Perspective vs Passive
Where Perspective belongs to Benjamin Moore's range, Passive is a Sherwin-Williams color. Both sit in the grey family, which is useful context if you're narrowing within a single hue direction. They have nearly identical light reflectance values (60 vs 60), so they'll read as similarly Light in most lighting conditions. Perspective runs green while Passive is decidedly neutral, which means they'll respond very differently to warm vs cool light sources. At ΔE 0.5, these are close — the kind of difference that matters when choosing between them, but doesn't read strongly in a finished room. Below you'll find 1 real-room photo comparison where both colors appear side by side, plus 5 simulated room previews.
Perspective vs Passive in Real Spaces
1 real room side by side. Perspective and Passive are close enough that the difference can be hard to judge from a chip alone — these photos show how each reads at scale, across different spaces and lighting conditions.
Living Room
In a living room, color works across both daylight and evening light — the same wall can read very differently at noon and at 8pm. The two are close enough that the choice comes down to finer qualities — undertone, texture, what the color sits next to.
Color Details
Perspective vs Passive Simulated Comparison
5 simulated room previews — drag the slider on each to see Perspective on one side and Passive on the other.
Digital color is approximate. These simulations are generated from the manufacturer's hex values and overlaid on grayscale room photos — your screen's calibration, brightness, and viewing angle all affect how they render.

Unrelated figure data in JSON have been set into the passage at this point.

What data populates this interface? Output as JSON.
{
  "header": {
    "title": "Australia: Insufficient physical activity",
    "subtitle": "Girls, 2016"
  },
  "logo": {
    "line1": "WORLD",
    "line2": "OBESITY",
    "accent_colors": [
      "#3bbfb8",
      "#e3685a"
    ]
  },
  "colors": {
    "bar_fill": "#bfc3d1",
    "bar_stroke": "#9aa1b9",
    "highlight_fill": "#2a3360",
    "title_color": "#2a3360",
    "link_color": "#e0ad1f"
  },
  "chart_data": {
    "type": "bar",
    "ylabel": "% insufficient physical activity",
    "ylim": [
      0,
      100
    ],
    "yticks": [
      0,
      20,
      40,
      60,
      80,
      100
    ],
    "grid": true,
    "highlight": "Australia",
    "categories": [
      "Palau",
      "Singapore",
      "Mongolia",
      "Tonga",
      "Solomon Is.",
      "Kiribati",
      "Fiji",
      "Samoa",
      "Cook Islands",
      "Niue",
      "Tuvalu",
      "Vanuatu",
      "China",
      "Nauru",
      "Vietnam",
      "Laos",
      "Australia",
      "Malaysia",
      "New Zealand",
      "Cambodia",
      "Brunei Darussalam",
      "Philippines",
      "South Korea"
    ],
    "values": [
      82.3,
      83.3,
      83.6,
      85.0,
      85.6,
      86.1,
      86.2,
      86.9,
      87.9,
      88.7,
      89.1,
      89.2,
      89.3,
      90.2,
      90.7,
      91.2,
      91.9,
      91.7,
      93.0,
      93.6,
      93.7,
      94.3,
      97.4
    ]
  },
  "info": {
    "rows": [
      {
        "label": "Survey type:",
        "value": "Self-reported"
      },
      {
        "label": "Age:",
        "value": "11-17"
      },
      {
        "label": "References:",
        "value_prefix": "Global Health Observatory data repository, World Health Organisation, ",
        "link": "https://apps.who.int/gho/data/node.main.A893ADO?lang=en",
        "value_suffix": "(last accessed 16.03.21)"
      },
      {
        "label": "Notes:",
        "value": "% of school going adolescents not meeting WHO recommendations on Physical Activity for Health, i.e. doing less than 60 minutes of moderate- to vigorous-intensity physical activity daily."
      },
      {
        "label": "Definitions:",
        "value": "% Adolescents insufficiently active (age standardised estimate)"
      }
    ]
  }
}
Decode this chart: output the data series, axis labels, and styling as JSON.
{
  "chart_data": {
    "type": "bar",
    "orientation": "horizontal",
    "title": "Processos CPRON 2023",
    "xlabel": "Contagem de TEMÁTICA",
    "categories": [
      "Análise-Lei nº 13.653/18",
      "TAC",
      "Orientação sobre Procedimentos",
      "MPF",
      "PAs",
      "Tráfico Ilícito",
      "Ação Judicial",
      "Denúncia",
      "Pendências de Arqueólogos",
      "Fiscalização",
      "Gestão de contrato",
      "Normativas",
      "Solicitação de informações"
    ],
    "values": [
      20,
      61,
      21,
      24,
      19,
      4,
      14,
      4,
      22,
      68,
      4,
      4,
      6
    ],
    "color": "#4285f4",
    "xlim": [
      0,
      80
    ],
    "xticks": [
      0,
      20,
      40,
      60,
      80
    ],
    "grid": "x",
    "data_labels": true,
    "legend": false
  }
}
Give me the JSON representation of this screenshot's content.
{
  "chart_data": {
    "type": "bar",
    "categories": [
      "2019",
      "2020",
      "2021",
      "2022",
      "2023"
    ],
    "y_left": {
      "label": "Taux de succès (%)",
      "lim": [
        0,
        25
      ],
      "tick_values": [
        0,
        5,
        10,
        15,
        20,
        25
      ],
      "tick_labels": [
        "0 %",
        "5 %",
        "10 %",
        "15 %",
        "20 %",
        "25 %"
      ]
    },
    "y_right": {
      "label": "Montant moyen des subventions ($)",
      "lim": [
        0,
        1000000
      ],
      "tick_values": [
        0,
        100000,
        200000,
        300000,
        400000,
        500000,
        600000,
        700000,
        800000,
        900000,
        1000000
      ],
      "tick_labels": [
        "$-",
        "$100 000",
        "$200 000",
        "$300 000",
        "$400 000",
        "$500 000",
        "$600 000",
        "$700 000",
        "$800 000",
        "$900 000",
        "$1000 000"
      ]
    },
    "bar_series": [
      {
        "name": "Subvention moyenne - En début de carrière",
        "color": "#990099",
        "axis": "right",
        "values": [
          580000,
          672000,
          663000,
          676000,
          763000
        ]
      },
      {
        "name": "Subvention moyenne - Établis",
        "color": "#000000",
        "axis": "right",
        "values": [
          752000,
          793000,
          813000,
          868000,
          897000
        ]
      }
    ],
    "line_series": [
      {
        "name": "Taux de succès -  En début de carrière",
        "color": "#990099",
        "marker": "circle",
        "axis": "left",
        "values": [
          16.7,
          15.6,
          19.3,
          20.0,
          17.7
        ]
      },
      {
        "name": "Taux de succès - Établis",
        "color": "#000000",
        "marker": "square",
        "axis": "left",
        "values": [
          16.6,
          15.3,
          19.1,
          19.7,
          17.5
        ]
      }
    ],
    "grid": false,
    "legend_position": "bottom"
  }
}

Before committing to either color, test physical samples in your own space under the light you actually live with.
More Perspective comparisons
See how Perspective stacks up against other well-photographed colors across different brands and tones.

At LRV 83 vs 60, White Dove is decisively the brighter choice.

Ammonite reads slightly lighter (LRV 69 vs 60), a gap that shows most in low-lit rooms.

At LRV 60 vs 6, Perspective is decisively the brighter choice.

Perspective reads slightly lighter (LRV 60 vs 52), a gap that shows most in low-lit rooms.

Perspective reflects far more light (LRV 60 vs 30), opening up a space where Evergreen Fog encloses it.

A 9-point LRV gap (60 vs 52) makes Perspective the marginally brighter of the two.

With LRVs of 60 and 60, the two reflect almost the same amount of light.

Their light reflectance is nearly identical (LRV 60 vs 58), so neither reads brighter in a room.

At LRV 60 vs 27, Perspective is decisively the brighter choice.

Perspective reflects far more light (LRV 60 vs 43), opening up a space where French Gray encloses it.

Perspective reflects far more light (LRV 60 vs 4), opening up a space where Naval encloses it.

A 5-point LRV gap (60 vs 55) makes Perspective the marginally brighter of the two.

At LRV 60 vs 13, Perspective is decisively the brighter choice.

At LRV 60 vs 44, Perspective is decisively the brighter choice.

Pure White reflects far more light (LRV 84 vs 60), opening up a space where Perspective encloses it.

Perspective reflects far more light (LRV 60 vs 21), opening up a space where Artichoke encloses it.

A 5-point LRV gap (66 vs 60) makes Balboa Mist the marginally brighter of the two.

At LRV 74 vs 60, Shoji White is decisively the brighter choice.

At LRV 83 vs 60, Snowbound is decisively the brighter choice.

At LRV 60 vs 12, Perspective is decisively the brighter choice.

A 8-point LRV gap (68 vs 60) makes Skimming Stone the marginally brighter of the two.

Perspective reflects far more light (LRV 60 vs 41), opening up a space where Dix Blue encloses it.

Calamine reads slightly lighter (LRV 68 vs 60), a gap that shows most in low-lit rooms.

Perspective reflects far more light (LRV 60 vs 25), opening up a space where Treron encloses it.

At LRV 60 vs 12, Perspective is decisively the brighter choice.

At LRV 60 vs 45, Perspective is decisively the brighter choice.

Perspective reflects far more light (LRV 60 vs 31), opening up a space where Pale Green encloses it.

Perspective reflects far more light (LRV 60 vs 7), opening up a space where Pine Needle encloses it.

Perspective reflects far more light (LRV 60 vs 24), opening up a space where Cement grey encloses it.

Perspective reads slightly lighter (LRV 60 vs 57), a gap that shows most in low-lit rooms.